OPINIÃO

Conceitos básicos de sociedade e cultura – 5

Barbosa Lessa / Publicado em 7 de dezembro de 2000

Historicamente, a Cultura Cultivada surgiu de minorias privilegiadas que, tendo já superado o nível de produção para a simples sobrevivência, podiam agora entreter-se em exercícios de espírito. Surgiu com os papiros dos sacerdotes do antigo Egito, com os desenhos dos primeiros geômetras, e ganhou força quando instituições como a Igreja ou a Escola tomaram a si a tarefa consciente de transmitir conhecimentos de cunho humanístico, isto é, de valorização do ser humano. Através de mensagens desenhadas, pôde uma geração transmitir seus conhecimentos à geração seguinte sem a necessidade do contato pessoal.

A partir da escrita fonética, imitando os sons da fala humana, e dos tipos móveis de Gutenberg, reproduzindo-os em muitas cópias, a comunicação entra num ritmo espantoso, rompe-se a delimitação de territórios culturais, torna-se mais intenso o contato entre culturas diversas. O indivíduo letrado desgarra-se do grupo local a que pertence e, a cada novo livro que lê, há uma nova alternativa proposta ao seu universo de conhecimentos.
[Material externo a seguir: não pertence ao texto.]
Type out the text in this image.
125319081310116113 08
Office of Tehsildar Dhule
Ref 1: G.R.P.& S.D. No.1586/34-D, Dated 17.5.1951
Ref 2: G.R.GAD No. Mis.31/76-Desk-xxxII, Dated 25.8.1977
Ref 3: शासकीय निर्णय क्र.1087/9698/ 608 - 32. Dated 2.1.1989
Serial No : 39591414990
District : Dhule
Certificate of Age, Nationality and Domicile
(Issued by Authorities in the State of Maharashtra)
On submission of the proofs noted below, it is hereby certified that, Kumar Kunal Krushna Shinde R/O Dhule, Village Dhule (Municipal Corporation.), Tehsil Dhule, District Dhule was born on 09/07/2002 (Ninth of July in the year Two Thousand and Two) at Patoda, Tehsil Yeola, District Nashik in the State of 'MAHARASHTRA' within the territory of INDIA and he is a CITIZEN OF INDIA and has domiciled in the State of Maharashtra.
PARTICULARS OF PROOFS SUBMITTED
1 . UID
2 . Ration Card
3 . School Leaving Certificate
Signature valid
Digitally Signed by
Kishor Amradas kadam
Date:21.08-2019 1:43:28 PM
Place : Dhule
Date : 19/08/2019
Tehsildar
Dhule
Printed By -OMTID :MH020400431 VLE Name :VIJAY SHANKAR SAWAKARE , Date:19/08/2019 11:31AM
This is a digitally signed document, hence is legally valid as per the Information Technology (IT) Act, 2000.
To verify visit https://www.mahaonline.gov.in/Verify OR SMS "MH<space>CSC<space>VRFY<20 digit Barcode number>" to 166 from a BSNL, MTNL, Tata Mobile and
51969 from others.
A experiência do velho é contestada pelo jovem pesquisador, a ebulição espiritual descortina novos problemas e a inteligência busca resolvê-los.

Se a Cultura Espontânea manipulava, principalmente, coisas, já a Cultura Cultivada passa a manipular, cada ez mais, símbolos – a começar pelas letras ou signos de comunicação escrita. A divisão do trabalho, crescente, vai restringindo o núcleo de conhecimentos comuns a todos e vai multiplicando o segmento das especialidades. Surge a Escola como grande veículo de comunicação social. E a Educação, agora em sentido restrito, passa a ser o processo pelo qual a sociedade institui mecanismos para transmitir, à criança e ao jovem, os padrões de comportamento e o conhecimento das técnicas e ciências, sob regras pedagógicas expressas.
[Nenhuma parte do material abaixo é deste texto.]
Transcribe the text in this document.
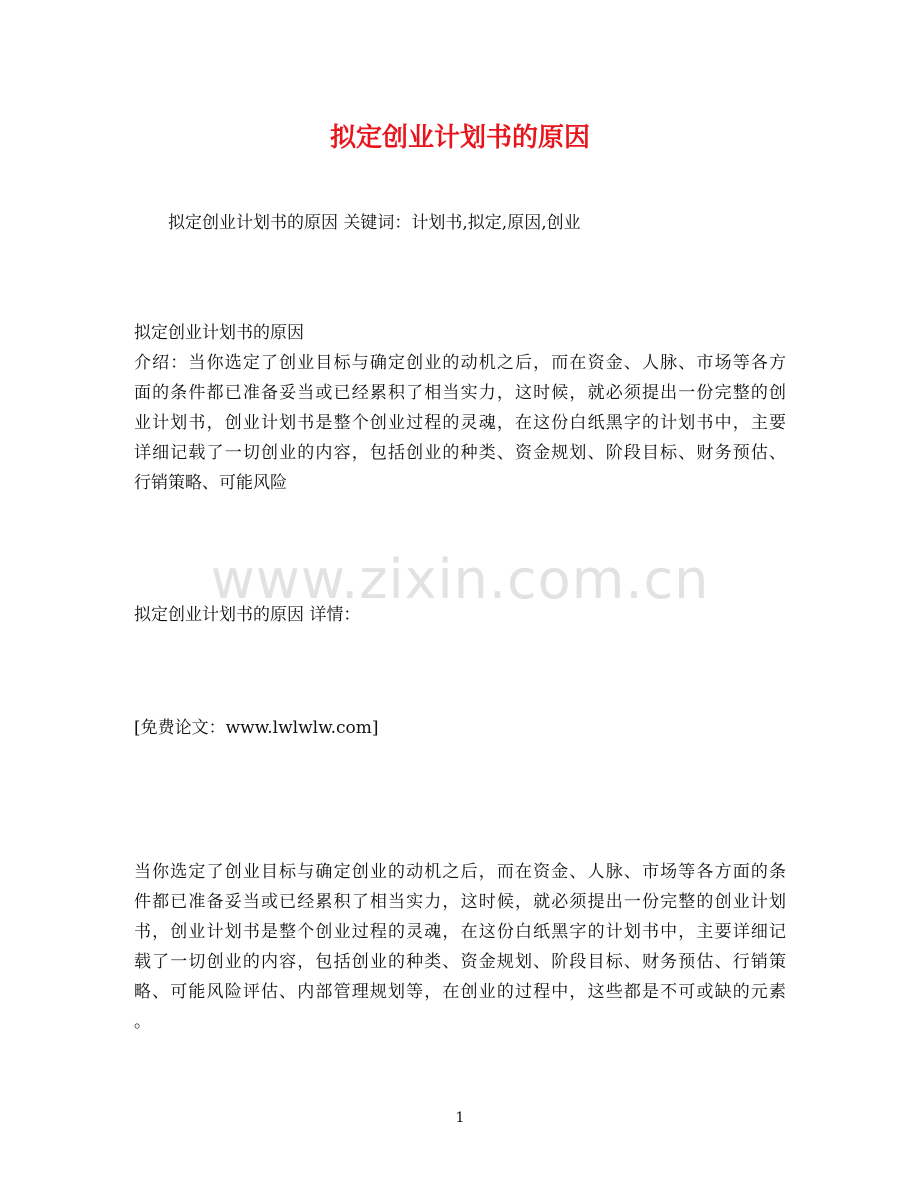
拟定创业计划书的原因
拟定创业计划书的原因 关键词：计划书,拟定,原因,创业

拟定创业计划书的原因

介绍：当你选定了创业目标与确定创业的动机之后，而在资金、人脉、市场等各方

面的条件都已准备妥当或已经累积了相当实力，这时候，就必须提出一份完整的创

业计划书，创业计划书是整个创业过程的灵魂，在这份白纸黑字的计划书中，主要

详细记载了一切创业的内容，包括创业的种类、资金规划、阶段目标、财务预估、

行销策略、可能风险

www.zixin.com.cn
拟定创业计划书的原因 详情：
[免费论文：www.lwlwlw.com]

当你选定了创业目标与确定创业的动机之后，而在资金、人脉、市场等各方面的条

件都已准备妥当或已经累积了相当实力，这时候，就必须提出一份完整的创业计划

书，创业计划书是整个创业过程的灵魂，在这份白纸黑字的计划书中，主要详细记

载了一切创业的内容，包括创业的种类、资金规划、阶段目标、财务预估、行销策

略、可能风险评估、内部管理规划等，在创业的过程中，这些都是不可或缺的元素

。

1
A educação formal, por sua própria essência, ignora a cultura folk, e toda sua sistemática consiste em ir afastando a criança e o adolescente, cada vez mais, dos padrões da sociedade espontânea. De tempos em tempos o professor põe à prova se o aluno já se afastou suficientemente: se este vence tal prova, passa; se não, roda, até aprender. E assim a sociedade vai se dividindo em fragmentos hierarquizados de acordo com a soma de conhecimentos formalmente adquiridos: pré-escolar, primeiro grau, segundo grau, etc. O status é dado pelo respectivo diploma. A liderança política da nação é assumida pelos bacharéis. E o analfabeto, coitado, nem sequer tinha direito a voto: era castrado em sua própria cidadania.

Mas no frigir dos ovos, sente-se que tais tensões causaram um extraordinário bem à Nação.